As planning gets underway on how to reopen the economy without risking a resurgence of COVID-19 infections, Reserve Bank of Australia governor Philip Lowe has fueled debate by nominating tax reform as a key element of the agenda.
In a frank assessment of the economic outlook, Dr Lowe said in the first half of the year the country would suffer the biggest hit to output and income since the 1930s, saddling it with job losses, business closures and debts that are likely to crimp activity for a considerable period.

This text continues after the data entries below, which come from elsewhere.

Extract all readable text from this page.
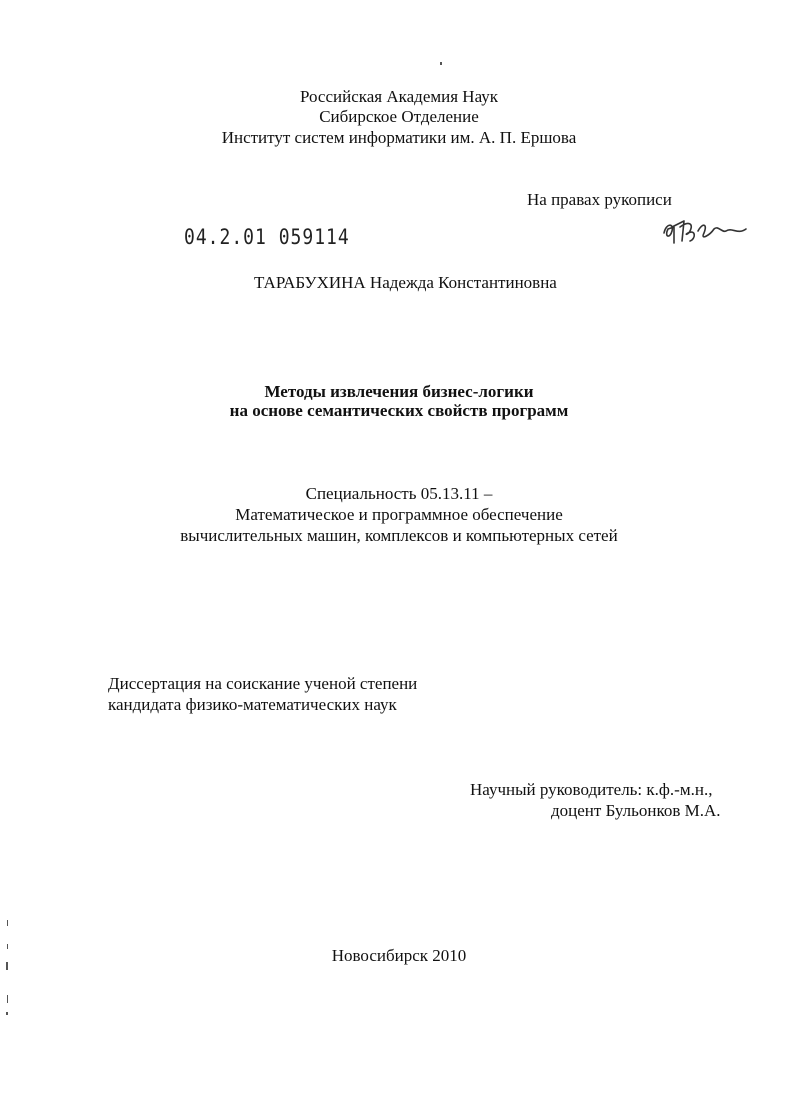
Российская Академия Наук
Сибирское Отделение
Институт систем информатики им. А. П. Ершова
На правах рукописи
04.2.01 059114
ТАРАБУХИНА Надежда Константиновна
Методы извлечения бизнес-логики
на основе семантических свойств программ
Специальность 05.13.11 –
Математическое и программное обеспечение
вычислительных машин, комплексов и компьютерных сетей
Диссертация на соискание ученой степени
кандидата физико-математических наук
Научный руководитель: к.ф.-м.н.,
доцент Бульонков М.А.
Новосибирск 2010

"Whatever the timing of the recovery, when it does come, we should not be expecting that we will return quickly to business as usual," the RBA governor said. "Rather, the twin health and economic emergencies that we are experiencing now will cast a shadow over our economy for some time to come."
The Reserve Bank governor said the "best way" of dealing with these consequences was to reinvigorate the growth and productivity agenda, and nominated tax reform, along with improvements in infrastructure, training, regulation and industrial relations as key areas to be addressed.
In particular, he said "we should be looking again at the way we tax income generation, consumption and land in this country".
As the federal government contemplates a massive debt blow-out to pay for the more than $200 billion of measures undertaken to limit the hit to the economy, some have called for it to delay around $300 billion of income and company tax cuts slated to come into effect in coming years.
Melbourne University economist Jeff Borland said it was hard to see how the government could continue to justify and afford a planned cut in the tax rate for small and medium business to 25 per cent given the scale of business assistance it has provided in response to the COVID-19 crisis.
But Treasurer Josh Frydenberg signaled on Wednesday that the government is determined to stick to its tax cut schedule, which it considered to be part of enhancing productivity.
Mr Frydenberg said the $300 billion of tax cuts, including reducing the income tax for 94 per cent of wage earners to 30 per cent, were aimed at "flattening and simplifying" the tax system and making Australia's tax regime internationally competitive.
But the government appears set against any increase in the rate and scope of consumption tax, despite the likelihood that revenues will plunge for much of this year as unemployment surges and incomes tumble.
Mr Frydenberg told RN Breakfast that "we have got no plans to lift the GST".
Instead, the treasurer said the government's aim was for the country to grow its way out of its accumulated debt.
"We are going to have a higher debt burden as a result of this crisis and the spending that we have had to undertake, and the way to manage that higher debt burden is not through higher taxes but through growing the economy," he said.
Former Treasury secretary Ken Henry, who released a tax system review in 2010, backed the government's decision to stick with personal and company income tax cuts.